In one respect, however, Bobby was highly civilized.  He was a great reader and an exceptional student.  Skipper Ed had seen to this with singleness of purpose.

To him and Jimmy study was recreation.  Mathematical problems were interesting to them, just as the solution of puzzles interests the boy in civilization.  Just as the boy in civilization will work for hours upon the solution of a mechanical puzzle, they worked upon problems in arithmetic and geometry, and with the same gusto.  They studied grammatical construction much as they studied the tracks and the habits of wild animals.  They read the books in Skipper Ed’s library with the feelings and sensations of explorers.  In the first reading they were going through an unknown forest, and with each successive reading they were retracing their steps and exploring the trail in minute detail and becoming thoroughly acquainted with the surrounding country.

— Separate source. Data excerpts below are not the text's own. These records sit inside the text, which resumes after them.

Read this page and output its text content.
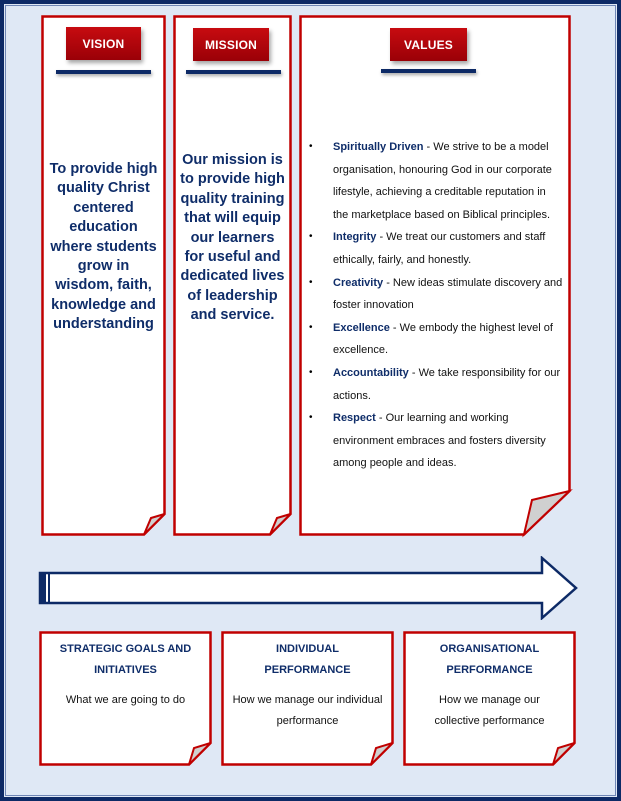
VISION
To provide high quality Christ centered education where students grow in wisdom, faith, knowledge and understanding
MISSION
Our mission is to provide high quality training that will equip our learners for useful and dedicated lives of leadership and service.
VALUES
• Spiritually Driven - We strive to be a model organisation, honouring God in our corporate lifestyle, achieving a creditable reputation in the marketplace based on Biblical principles.
• Integrity - We treat our customers and staff ethically, fairly, and honestly.
• Creativity - New ideas stimulate discovery and foster innovation
• Excellence - We embody the highest level of excellence.
• Accountability - We take responsibility for our actions.
• Respect - Our learning and working environment embraces and fosters diversity among people and ideas.
STRATEGIC GOALS AND INITIATIVES
What we are going to do
INDIVIDUAL PERFORMANCE
How we manage our individual performance
ORGANISATIONAL PERFORMANCE
How we manage our collective performance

This may seem very improbable and unnatural to the boy whose studies are enforced and, because they are compulsory, appeal to him as tedious duties which he must perform.  But nevertheless it was very natural.  Human nature is obstinate and contrary.  Tom Sawyer’s friends derived much pleasure from whitewashing the fence, and even paid for the privilege.  Had their parents set them to whitewashing fences they would have found it irksome work, and anything but play.

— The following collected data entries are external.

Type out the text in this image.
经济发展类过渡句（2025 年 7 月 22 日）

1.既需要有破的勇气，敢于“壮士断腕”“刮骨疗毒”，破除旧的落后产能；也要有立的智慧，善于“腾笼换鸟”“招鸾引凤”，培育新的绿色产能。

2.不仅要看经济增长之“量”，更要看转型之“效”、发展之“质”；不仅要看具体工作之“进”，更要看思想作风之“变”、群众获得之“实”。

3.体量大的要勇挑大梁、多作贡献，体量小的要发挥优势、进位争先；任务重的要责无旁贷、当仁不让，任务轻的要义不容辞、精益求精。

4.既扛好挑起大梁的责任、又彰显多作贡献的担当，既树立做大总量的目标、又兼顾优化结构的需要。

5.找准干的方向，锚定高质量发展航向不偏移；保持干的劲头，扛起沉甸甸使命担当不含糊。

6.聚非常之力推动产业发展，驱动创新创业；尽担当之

Bobby, indeed, had developed two distinct personalities.  In his every-day living he was decidedly an Eskimo; but of long winter evenings, reading or studying Skipper Ed’s books, at home in Abel’s cabin, or in one of the easy chairs in Skipper Ed’s cabin, when Skipper Ed explained to him and Jimmy the things they read, Bobby was as far removed from his Eskimo personality as could be.

Abel and Mrs. Abel never wavered in their belief that God had sent Bobby to them from the Far Beyond, through the place where mists and storms were born.  They believed he had been sent to them direct from heaven.

But Bobby was very human, indeed.  No one other than Abel and Mrs. Abel would ever have ascribed to him angelic origin, and as he developed it must have caused a long stretch of even their imagination to continue the fiction.  There was nothing ethereal about Bobby.  His big, husky frame, his abounding and never-failing appetite, and his high spirits, were very substantial indeed.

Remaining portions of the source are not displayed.